Steve Ortiz, CEO of United Way of Santa Barbara County, said 3,327 households in the county have received aid, and more than 3,000 applications are still being processed. In total, more than $25 million in rental assistance has been distributed to renters in Santa Barbara County. This money comes from federal and state funding, Ortiz said, from numerous organizations that have periodically given funds since the pandemic began.
A major issue with the distribution of rental aid has been the wait time, with a massive influx of applications creating a delay in distributing funds. United Way has not accepted any applications after March 31 of this year, and Ortiz said there are still 3,153 applications being processed. Some of these could be duplicate applications, and all would need to be verified to know the true number of people waiting to receive aid.
Another potential problem Ortiz raised was the remaining funds for rental assistance. United Way currently has about $11 million in funds left, but if all current applicants were approved, Ortiz said it would require more than $30 million. California has the funds, he said, but the county would need to request further aid. “It is available, but the county has to request additional funding,” Ortiz said. Currently, it is unclear if Santa Barbara County plans to request these funds.
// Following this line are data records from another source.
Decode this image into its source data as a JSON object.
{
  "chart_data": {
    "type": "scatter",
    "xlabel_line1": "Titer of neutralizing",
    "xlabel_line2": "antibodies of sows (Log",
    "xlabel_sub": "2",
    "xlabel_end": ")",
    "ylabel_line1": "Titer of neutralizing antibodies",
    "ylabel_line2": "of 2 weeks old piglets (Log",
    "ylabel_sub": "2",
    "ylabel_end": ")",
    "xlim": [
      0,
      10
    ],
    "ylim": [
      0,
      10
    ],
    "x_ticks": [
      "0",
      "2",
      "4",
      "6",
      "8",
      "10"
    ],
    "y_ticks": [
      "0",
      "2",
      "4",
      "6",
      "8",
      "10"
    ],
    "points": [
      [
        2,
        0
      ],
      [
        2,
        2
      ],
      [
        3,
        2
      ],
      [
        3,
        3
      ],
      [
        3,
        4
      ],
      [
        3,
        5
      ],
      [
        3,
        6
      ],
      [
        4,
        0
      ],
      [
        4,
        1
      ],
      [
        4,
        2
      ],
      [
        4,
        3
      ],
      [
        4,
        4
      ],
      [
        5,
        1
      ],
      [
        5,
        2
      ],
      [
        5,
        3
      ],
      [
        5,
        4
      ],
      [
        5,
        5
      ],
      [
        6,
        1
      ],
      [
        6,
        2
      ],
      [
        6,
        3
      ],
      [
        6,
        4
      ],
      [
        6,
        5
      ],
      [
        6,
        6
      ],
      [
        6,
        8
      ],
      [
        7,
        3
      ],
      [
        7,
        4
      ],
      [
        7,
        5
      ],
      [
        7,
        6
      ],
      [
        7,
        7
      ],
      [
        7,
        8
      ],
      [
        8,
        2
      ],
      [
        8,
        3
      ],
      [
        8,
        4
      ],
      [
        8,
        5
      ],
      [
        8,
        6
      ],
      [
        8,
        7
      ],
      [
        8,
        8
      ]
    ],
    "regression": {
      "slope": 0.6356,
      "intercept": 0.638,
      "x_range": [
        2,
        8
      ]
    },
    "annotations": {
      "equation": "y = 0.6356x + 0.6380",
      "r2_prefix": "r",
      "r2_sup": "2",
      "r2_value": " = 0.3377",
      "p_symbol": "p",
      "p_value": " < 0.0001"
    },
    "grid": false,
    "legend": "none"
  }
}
For some landlords, the end of these protections is a relief. Attorney Betty Jeppesen, president of the Santa Barbara Rental Property Association, said she has represented several Santa Barbara property owners who’ve struggled with tenants refusing to apply for rental assistance. “There was a lot of confusion and reluctance with tenants applying [for rental assistance],” she said, explaining that most tenants did not give an explanation for their refusal to apply.
The majority of SBRPA members are “mom and pop” landlords, Jeppesen said, only owning a handful of properties. “Some have been without income on properties for over two years now,” she said. “But their insurance, property maintenance, property managers, and taxes have only gone up.”
Editor’s Note: This story was updated on July 6 to add comments from Betty Jeppesen.